The incremental processing mode deserves special attention because it solves a critical problem with log-based detection: how do you avoid reprocessing the same logs after restarts? teler maintains a .teler.cache file that tracks the last processed log position. When teler restarts, it resumes from where it left off rather than reanalyzing gigabytes of historical logs. This makes it viable for production environments where the monitoring process might restart due to deployments or system maintenance.

For observability, teler exposes Prometheus metrics that track detection counts by threat category:

teler_threats_detected{category="common_web_attack"} 42
teler_threats_detected{category="cve"} 3  
teler_threats_detected{category="bad_crawler"} 156

These metrics integrate seamlessly with existing monitoring stacks, allowing security teams to build dashboards that visualize attack patterns over time or create alerts when specific threat types spike.

The notification system supports multiple simultaneous channels, so you can send critical CVE detections to PagerDuty while logging everything else to a Slack channel. The alert payloads include full context—the offending request, matched threat category, timestamp, and source IP—giving responders immediate actionable information.

Gotcha

The elephant in the room: teler v2 is in maintenance mode while the team prepares a complete architectural rewrite for v3. The roadmap mentions migrating to eBPF-based detection and deeper integration with teler-waf, which sounds impressive but creates uncertainty. If you're building production infrastructure today, betting on a tool that's explicitly "on hold" requires careful consideration. The current version works well, but you won't see new features or potentially even bug fixes until v3 ships.

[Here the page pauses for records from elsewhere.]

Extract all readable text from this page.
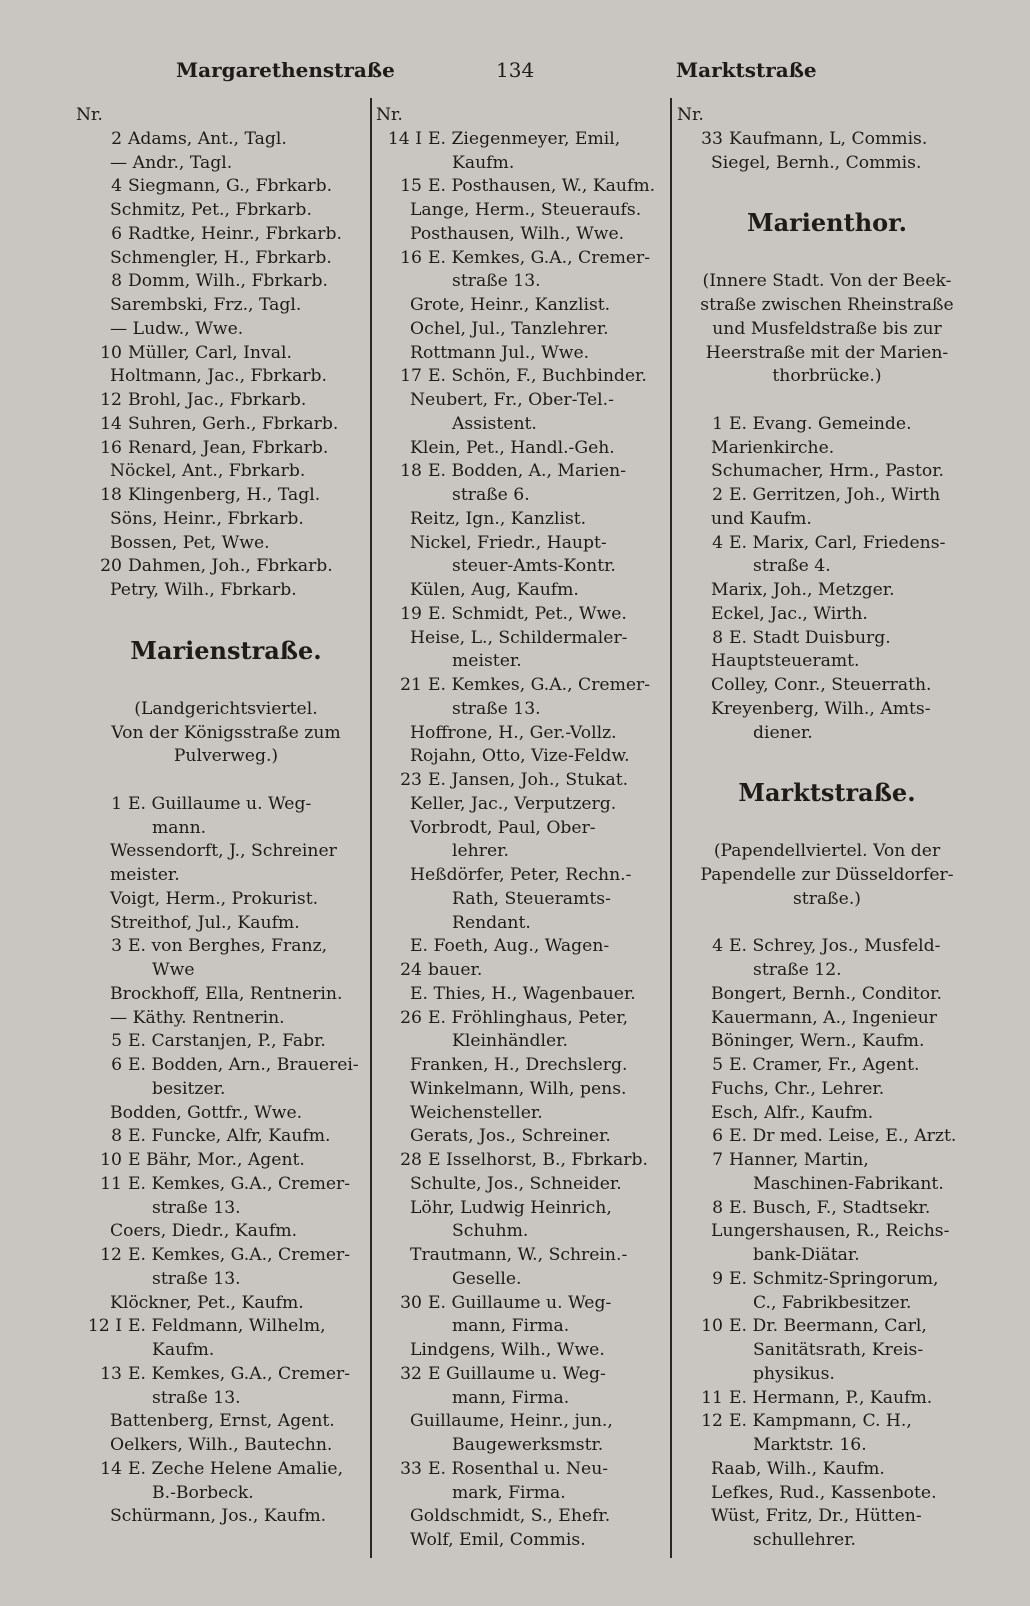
Margarethenstraße	134	Marktstraße
Nr.
2 Adams, Ant., Tagl.
— Andr., Tagl.
4 Siegmann, G., Fbrkarb.
Schmitz, Pet., Fbrkarb.
6 Radtke, Heinr., Fbrkarb.
Schmengler, H., Fbrkarb.
8 Domm, Wilh., Fbrkarb.
Sarembski, Frz., Tagl.
— Ludw., Wwe.
10 Müller, Carl, Inval.
Holtmann, Jac., Fbrkarb.
12 Brohl, Jac., Fbrkarb.
14 Suhren, Gerh., Fbrkarb.
16 Renard, Jean, Fbrkarb.
Nöckel, Ant., Fbrkarb.
18 Klingenberg, H., Tagl.
Söns, Heinr., Fbrkarb.
Bossen, Pet, Wwe.
20 Dahmen, Joh., Fbrkarb.
Petry, Wilh., Fbrkarb.
Marienstraße.
(Landgerichtsviertel.
Von der Königsstraße zum
Pulverweg.)
1 E. Guillaume u. Weg-
mann.
Wessendorft, J., Schreiner
meister.
Voigt, Herm., Prokurist.
Streithof, Jul., Kaufm.
3 E. von Berghes, Franz,
Wwe
Brockhoff, Ella, Rentnerin.
— Käthy. Rentnerin.
5 E. Carstanjen, P., Fabr.
6 E. Bodden, Arn., Brauerei-
besitzer.
Bodden, Gottfr., Wwe.
8 E. Funcke, Alfr, Kaufm.
10 E Bähr, Mor., Agent.
11 E. Kemkes, G.A., Cremer-
straße 13.
Coers, Diedr., Kaufm.
12 E. Kemkes, G.A., Cremer-
straße 13.
Klöckner, Pet., Kaufm.
12 I E. Feldmann, Wilhelm,
Kaufm.
13 E. Kemkes, G.A., Cremer-
straße 13.
Battenberg, Ernst, Agent.
Oelkers, Wilh., Bautechn.
14 E. Zeche Helene Amalie,
B.-Borbeck.
Schürmann, Jos., Kaufm.
Nr.
14 I E. Ziegenmeyer, Emil,
Kaufm.
15 E. Posthausen, W., Kaufm.
Lange, Herm., Steueraufs.
Posthausen, Wilh., Wwe.
16 E. Kemkes, G.A., Cremer-
straße 13.
Grote, Heinr., Kanzlist.
Ochel, Jul., Tanzlehrer.
Rottmann Jul., Wwe.
17 E. Schön, F., Buchbinder.
Neubert, Fr., Ober-Tel.-
Assistent.
Klein, Pet., Handl.-Geh.
18 E. Bodden, A., Marien-
straße 6.
Reitz, Ign., Kanzlist.
Nickel, Friedr., Haupt-
steuer-Amts-Kontr.
Külen, Aug, Kaufm.
19 E. Schmidt, Pet., Wwe.
Heise, L., Schildermaler-
meister.
21 E. Kemkes, G.A., Cremer-
straße 13.
Hoffrone, H., Ger.-Vollz.
Rojahn, Otto, Vize-Feldw.
23 E. Jansen, Joh., Stukat.
Keller, Jac., Verputzerg.
Vorbrodt, Paul, Ober-
lehrer.
Heßdörfer, Peter, Rechn.-
Rath, Steueramts-
Rendant.
E. Foeth, Aug., Wagen-
24 bauer.
E. Thies, H., Wagenbauer.
26 E. Fröhlinghaus, Peter,
Kleinhändler.
Franken, H., Drechslerg.
Winkelmann, Wilh, pens.
Weichensteller.
Gerats, Jos., Schreiner.
28 E Isselhorst, B., Fbrkarb.
Schulte, Jos., Schneider.
Löhr, Ludwig Heinrich,
Schuhm.
Trautmann, W., Schrein.-
Geselle.
30 E. Guillaume u. Weg-
mann, Firma.
Lindgens, Wilh., Wwe.
32 E Guillaume u. Weg-
mann, Firma.
Guillaume, Heinr., jun.,
Baugewerksmstr.
33 E. Rosenthal u. Neu-
mark, Firma.
Goldschmidt, S., Ehefr.
Wolf, Emil, Commis.
Nr.
33 Kaufmann, L, Commis.
Siegel, Bernh., Commis.
Marienthor.
(Innere Stadt. Von der Beek-
straße zwischen Rheinstraße
und Musfeldstraße bis zur
Heerstraße mit der Marien-
thorbrücke.)
1 E. Evang. Gemeinde.
Marienkirche.
Schumacher, Hrm., Pastor.
2 E. Gerritzen, Joh., Wirth
und Kaufm.
4 E. Marix, Carl, Friedens-
straße 4.
Marix, Joh., Metzger.
Eckel, Jac., Wirth.
8 E. Stadt Duisburg.
Hauptsteueramt.
Colley, Conr., Steuerrath.
Kreyenberg, Wilh., Amts-
diener.
Marktstraße.
(Papendellviertel. Von der
Papendelle zur Düsseldorfer-
straße.)
4 E. Schrey, Jos., Musfeld-
straße 12.
Bongert, Bernh., Conditor.
Kauermann, A., Ingenieur
Böninger, Wern., Kaufm.
5 E. Cramer, Fr., Agent.
Fuchs, Chr., Lehrer.
Esch, Alfr., Kaufm.
6 E. Dr med. Leise, E., Arzt.
7 Hanner, Martin,
Maschinen-Fabrikant.
8 E. Busch, F., Stadtsekr.
Lungershausen, R., Reichs-
bank-Diätar.
9 E. Schmitz-Springorum,
C., Fabrikbesitzer.
10 E. Dr. Beermann, Carl,
Sanitätsrath, Kreis-
physikus.
11 E. Hermann, P., Kaufm.
12 E. Kampmann, C. H.,
Marktstr. 16.
Raab, Wilh., Kaufm.
Lefkes, Rud., Kassenbote.
Wüst, Fritz, Dr., Hütten-
schullehrer.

More fundamentally, log-based detection is inherently reactive. By the time teler sees an attack in your logs, the malicious request has already hit your application. If you have a zero-day vulnerability, teler might tell you that someone exploited it, but it won't prevent the exploitation. This is why the project also maintains teler-waf, which provides the same detection engine as Go middleware that can actively block requests. For comprehensive protection, you need both: teler-waf to prevent attacks and teler to analyze logs for threats that bypassed your application-level defenses. The log-based approach also means you're dependent on your web server's logging configuration—if nginx drops requests before logging them or if critical request details aren't logged, teler can't detect those attacks.

Verdict

Use if: You're running web applications without sophisticated security monitoring and need immediate visibility into attack patterns; you're comfortable with Go tooling and want something lighter than a full SIEM; you're doing incident response or threat hunting and need to retroactively analyze logs; you want community-maintained threat intelligence without vendor lock-in; you're building a security monitoring stack and need an HTTP-specific component that exports Prometheus metrics. Skip if: You need active attack prevention rather than detection (use teler-waf middleware instead); you require enterprise support and guaranteed maintenance (the v3 rewrite creates risk); you're analyzing extremely high-volume logs that would overwhelm single-process stream parsing; you need detection beyond HTTP/HTTPS traffic; you want a fully-featured SIEM with correlation, forensics, and compliance reporting—teler is purposefully narrow in scope.